Does the F-buffer increase the # of instructions per pass?

[Himself]

Let me get this straight, the F Buffer gives you more instructions, not longer bits of code?

so if before you were limited to

for (i = 0; i< 20; i++);

you would now have

for (i = 0; i < SomeNumberBasedOnAvailableRamAndHowLongYouWantToWait(); i++);

Perhaps it means, you can run more than one shader one after the other, more optimally, but you couldn't have one super long procedure that is longer than the hardware limit?

 

[Luminescent]

Before it was possible to run arbitrarily long shaders, at the expense of multipassing. With the F-buffer, only the pixel pipeline runs through multiple passes, and the latency from one pass to another is virtually absent.
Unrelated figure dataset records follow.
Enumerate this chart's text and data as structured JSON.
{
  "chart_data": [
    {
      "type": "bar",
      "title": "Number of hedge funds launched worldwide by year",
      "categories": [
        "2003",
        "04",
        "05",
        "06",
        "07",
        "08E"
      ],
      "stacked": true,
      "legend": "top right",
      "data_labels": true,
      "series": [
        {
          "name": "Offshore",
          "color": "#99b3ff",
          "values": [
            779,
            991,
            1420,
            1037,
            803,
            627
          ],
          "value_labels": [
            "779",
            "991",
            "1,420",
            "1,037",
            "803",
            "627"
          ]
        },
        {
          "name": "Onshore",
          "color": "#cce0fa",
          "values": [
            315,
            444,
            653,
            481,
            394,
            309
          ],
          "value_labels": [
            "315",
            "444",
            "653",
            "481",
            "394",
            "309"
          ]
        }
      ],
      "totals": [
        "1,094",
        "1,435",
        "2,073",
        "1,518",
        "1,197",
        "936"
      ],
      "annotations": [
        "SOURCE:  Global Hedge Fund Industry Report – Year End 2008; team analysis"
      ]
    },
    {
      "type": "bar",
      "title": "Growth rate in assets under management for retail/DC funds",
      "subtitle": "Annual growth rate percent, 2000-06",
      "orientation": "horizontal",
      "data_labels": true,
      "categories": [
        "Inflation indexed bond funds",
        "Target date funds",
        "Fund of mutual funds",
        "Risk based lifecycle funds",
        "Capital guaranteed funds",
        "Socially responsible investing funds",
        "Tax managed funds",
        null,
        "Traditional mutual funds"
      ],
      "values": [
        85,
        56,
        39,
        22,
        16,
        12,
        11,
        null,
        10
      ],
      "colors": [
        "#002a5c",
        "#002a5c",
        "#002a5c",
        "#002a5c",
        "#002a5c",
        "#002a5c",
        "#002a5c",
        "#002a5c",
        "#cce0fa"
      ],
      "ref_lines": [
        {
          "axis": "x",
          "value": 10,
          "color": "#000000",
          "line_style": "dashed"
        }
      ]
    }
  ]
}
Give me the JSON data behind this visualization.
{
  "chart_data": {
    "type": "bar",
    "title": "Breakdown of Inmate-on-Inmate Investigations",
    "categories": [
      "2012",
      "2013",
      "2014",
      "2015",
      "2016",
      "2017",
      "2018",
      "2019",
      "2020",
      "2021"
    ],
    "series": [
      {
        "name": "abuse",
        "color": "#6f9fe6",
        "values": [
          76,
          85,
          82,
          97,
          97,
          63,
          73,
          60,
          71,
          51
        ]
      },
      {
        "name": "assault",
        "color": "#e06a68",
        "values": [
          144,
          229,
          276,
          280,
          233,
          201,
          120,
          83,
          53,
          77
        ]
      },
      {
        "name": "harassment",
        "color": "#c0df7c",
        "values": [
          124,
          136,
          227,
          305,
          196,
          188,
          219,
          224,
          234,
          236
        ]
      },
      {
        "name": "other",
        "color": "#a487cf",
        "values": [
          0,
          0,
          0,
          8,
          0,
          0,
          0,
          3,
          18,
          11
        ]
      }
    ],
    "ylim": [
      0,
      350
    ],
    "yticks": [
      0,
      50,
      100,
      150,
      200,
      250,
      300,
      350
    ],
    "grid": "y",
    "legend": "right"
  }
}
So now, like you say, you can run from i=0 to i=infinity, and not suffer any overhead performance degradation (in theory).

 

[Dio]

That's not quite right.

The F-buffer is a better way of storing temporary results when multipassing - allowing shaders of arbitrary length in circumstances where usual multipassing techniques would fail - see the Stanford paper for more information on that.

You do still have to multipass, but if you're exceeding the shader resources on a chip that supports F-buffer nothing except your shader execution time matters, so the multipass actually costs virtually nothing.

See also this thread
http://www.beyond3d.com/forum/viewtopic.php?t=4717
which is a bit less speculative than this one.